Kurumlar açısından bakarsak pandemi, yıllar içinde yavaş yavaş yaşanacak dijital dönüşümü çok daha kısa bir sürede hayatımıza entegre etti. Uzaktan/evden çalışma modelleri çok daha yaygınlaştı. Uluslararası Enerji Ajansı (IEA) tarafından yapılan bir çalışmaya göre evden çalışma yaygınlaşırsa global düzeyde günde 250 bin varil, yılda 11,9 milyon ton yakıt tasarruf edilebiliyor ve karbondioksit emisyonları da 24 milyon ton azalabiliyor.

Sürdürülebilirlik bir yolculuk, üstelik uzun bir yolculuk. Nasıl ki dünyamız bir günde bu hale gelmediyse yaşanabilir bir dünya inşa etmek de bir günde olmayacak. Önümüzde uzun ve aynı zaman da zorlu, ancak sonunun da çok güzel bitmesini umduğumuz bir süreç var.

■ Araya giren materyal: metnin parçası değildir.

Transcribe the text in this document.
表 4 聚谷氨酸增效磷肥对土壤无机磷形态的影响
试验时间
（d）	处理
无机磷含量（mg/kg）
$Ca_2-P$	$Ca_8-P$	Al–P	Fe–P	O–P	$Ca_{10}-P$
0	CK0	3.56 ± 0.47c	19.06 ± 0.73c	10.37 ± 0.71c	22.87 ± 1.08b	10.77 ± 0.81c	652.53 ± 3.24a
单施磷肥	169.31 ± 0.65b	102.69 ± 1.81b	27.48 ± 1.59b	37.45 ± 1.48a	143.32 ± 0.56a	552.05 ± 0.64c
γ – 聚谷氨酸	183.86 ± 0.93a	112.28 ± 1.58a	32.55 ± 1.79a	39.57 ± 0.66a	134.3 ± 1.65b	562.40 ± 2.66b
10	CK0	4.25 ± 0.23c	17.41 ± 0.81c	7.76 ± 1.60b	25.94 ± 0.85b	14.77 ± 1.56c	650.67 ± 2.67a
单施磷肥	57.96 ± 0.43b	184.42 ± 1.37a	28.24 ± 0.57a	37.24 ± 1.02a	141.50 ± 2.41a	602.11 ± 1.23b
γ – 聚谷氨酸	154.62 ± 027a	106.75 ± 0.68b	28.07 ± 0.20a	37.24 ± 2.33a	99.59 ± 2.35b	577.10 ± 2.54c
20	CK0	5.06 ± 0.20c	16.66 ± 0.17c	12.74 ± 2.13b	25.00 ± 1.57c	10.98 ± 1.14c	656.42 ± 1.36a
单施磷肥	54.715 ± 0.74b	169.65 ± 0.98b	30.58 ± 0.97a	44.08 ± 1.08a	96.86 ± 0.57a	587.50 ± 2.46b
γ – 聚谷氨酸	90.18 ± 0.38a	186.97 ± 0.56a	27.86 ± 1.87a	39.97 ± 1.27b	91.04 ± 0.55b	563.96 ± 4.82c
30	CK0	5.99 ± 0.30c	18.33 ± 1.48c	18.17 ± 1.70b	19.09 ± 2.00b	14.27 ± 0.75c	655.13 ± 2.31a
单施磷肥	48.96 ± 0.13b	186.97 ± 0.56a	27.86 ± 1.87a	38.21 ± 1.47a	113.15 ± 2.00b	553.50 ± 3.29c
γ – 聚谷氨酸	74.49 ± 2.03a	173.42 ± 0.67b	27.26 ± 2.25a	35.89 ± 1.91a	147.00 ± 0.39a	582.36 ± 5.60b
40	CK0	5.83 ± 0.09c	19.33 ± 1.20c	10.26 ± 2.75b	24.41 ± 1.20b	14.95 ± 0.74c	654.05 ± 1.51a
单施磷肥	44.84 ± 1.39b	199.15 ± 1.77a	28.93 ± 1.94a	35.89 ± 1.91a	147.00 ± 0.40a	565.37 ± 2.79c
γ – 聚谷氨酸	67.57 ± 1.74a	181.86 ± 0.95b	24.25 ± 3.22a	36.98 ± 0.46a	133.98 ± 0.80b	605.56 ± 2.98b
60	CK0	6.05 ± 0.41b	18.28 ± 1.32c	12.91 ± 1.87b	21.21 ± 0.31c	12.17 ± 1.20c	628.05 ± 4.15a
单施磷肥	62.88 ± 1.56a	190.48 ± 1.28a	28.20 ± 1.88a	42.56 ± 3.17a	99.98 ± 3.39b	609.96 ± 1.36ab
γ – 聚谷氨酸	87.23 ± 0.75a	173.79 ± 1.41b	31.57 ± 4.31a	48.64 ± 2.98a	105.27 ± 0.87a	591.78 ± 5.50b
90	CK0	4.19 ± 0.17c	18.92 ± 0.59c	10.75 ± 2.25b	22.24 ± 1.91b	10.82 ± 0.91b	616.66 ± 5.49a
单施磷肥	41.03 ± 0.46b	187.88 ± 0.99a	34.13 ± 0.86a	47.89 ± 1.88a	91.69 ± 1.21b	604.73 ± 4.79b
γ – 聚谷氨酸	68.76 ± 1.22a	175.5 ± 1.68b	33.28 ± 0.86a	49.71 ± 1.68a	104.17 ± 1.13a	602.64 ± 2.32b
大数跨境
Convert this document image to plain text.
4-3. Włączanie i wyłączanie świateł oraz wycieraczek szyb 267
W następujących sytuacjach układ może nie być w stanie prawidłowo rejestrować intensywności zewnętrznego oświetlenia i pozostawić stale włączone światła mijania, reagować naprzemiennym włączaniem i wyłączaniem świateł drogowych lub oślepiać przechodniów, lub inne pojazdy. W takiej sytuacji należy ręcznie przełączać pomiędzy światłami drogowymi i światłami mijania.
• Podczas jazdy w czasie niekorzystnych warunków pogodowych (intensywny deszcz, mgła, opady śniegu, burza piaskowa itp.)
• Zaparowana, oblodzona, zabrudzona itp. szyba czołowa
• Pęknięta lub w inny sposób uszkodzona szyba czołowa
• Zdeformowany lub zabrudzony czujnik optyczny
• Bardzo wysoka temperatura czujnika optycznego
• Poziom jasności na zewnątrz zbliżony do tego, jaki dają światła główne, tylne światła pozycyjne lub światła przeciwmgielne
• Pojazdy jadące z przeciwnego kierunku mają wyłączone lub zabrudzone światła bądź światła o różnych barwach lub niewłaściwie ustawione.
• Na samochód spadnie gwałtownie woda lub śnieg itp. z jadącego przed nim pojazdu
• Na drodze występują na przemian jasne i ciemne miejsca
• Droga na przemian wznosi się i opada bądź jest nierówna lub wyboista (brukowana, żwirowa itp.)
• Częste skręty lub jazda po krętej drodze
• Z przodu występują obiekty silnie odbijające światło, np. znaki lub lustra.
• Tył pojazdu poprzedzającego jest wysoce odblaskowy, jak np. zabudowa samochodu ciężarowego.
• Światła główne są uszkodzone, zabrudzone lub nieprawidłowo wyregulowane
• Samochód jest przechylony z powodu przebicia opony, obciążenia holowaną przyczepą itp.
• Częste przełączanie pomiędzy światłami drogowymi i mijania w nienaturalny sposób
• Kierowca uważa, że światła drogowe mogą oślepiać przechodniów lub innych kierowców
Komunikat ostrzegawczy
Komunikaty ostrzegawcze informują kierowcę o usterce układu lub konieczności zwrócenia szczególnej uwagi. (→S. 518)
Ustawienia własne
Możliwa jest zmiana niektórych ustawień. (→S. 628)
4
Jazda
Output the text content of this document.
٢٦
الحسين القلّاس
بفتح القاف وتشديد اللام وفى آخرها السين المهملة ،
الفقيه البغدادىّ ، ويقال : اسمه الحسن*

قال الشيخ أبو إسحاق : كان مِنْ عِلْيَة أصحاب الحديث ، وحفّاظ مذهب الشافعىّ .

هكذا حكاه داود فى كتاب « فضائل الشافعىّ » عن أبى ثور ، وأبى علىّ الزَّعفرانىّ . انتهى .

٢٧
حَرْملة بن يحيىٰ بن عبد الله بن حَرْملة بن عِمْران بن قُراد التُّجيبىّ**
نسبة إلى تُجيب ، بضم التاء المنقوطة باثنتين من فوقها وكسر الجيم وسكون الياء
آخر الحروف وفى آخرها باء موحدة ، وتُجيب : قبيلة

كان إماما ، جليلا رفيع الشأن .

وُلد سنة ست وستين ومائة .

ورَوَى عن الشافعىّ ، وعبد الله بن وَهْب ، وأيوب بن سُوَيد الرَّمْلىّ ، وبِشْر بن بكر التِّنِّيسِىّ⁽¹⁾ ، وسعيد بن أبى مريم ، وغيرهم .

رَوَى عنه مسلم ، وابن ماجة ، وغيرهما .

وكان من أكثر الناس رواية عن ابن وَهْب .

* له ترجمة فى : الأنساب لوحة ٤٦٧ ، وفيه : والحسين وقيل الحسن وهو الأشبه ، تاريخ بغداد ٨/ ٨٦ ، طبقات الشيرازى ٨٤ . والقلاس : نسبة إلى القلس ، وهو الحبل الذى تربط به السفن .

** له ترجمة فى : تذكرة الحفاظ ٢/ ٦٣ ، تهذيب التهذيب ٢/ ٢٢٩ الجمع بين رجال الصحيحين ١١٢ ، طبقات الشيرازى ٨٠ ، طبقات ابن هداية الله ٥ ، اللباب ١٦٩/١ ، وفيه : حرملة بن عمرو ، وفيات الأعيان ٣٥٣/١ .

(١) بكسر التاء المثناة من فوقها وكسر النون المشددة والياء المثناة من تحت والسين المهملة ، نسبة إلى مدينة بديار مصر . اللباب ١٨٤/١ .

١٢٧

Sürdürülebilirliği sadece çevre ve doğa odaklı değil çok daha kapsamlı bir şekilde de ele almak gerekiyor. Gelecekte, yeşil bir dünyanın yanı sıra eşit hak ve fırsatlara sahip, teknoloji ve inovasyonu iş yapış şekillerinin merkezine almış bir toplum olması hayallerimiz arasında. Bu nedenle odak alanları iklim, insan ve inovasyon olarak belirlenmeli.

Geleceğin iş modellerini tasarlarken en önemli merkezimiz insan olmalı. Şirketler, çalışanlarından, aynı sektörü paylaştığı kurumlardan ilham almalı, refah içinde ve eşit fırsatlara erişilebilen insan odaklı bir kurum kültürü oluşturarak, topluma fayda sağlanmalı. İnsan odağında, çalışanların iyi olma hali ve güvenli çalışma koşullarının sağlanması konularını önceliğine alan şirketler bir adım daha önde olacak ve başarılı çalışmalara imza atacaklardır. Geleceğin iş modellerine ulaşma yolunda yetenekleri yakalama ve elde tutma ile ilgili çalışmalar yürütürken sadece çalışanlar için değil, tüm toplum için sosyal faydayı önceliklendiren bir yaklaşım da burada çok büyük önem kazanıyor. Öte yandan, mesleki eğitim alanında hem yetkinlik geliştirme hem de özellikle toplumsal cinsiyet bağlamında fırsat eşitliği yaratma adına da adımlar atılmalı.

Şirketler, kurum veya kuruluşlar en önemli odak noktaları insan olduğunda ve en iyi yatırımı insana yaptıklarında bunun karşılığını da mutlaka alıyorlar.

Her zaman dillendirdiğimiz mutlu çalışanlar, çalıştıkları kurumlara kaliteyi getirirler.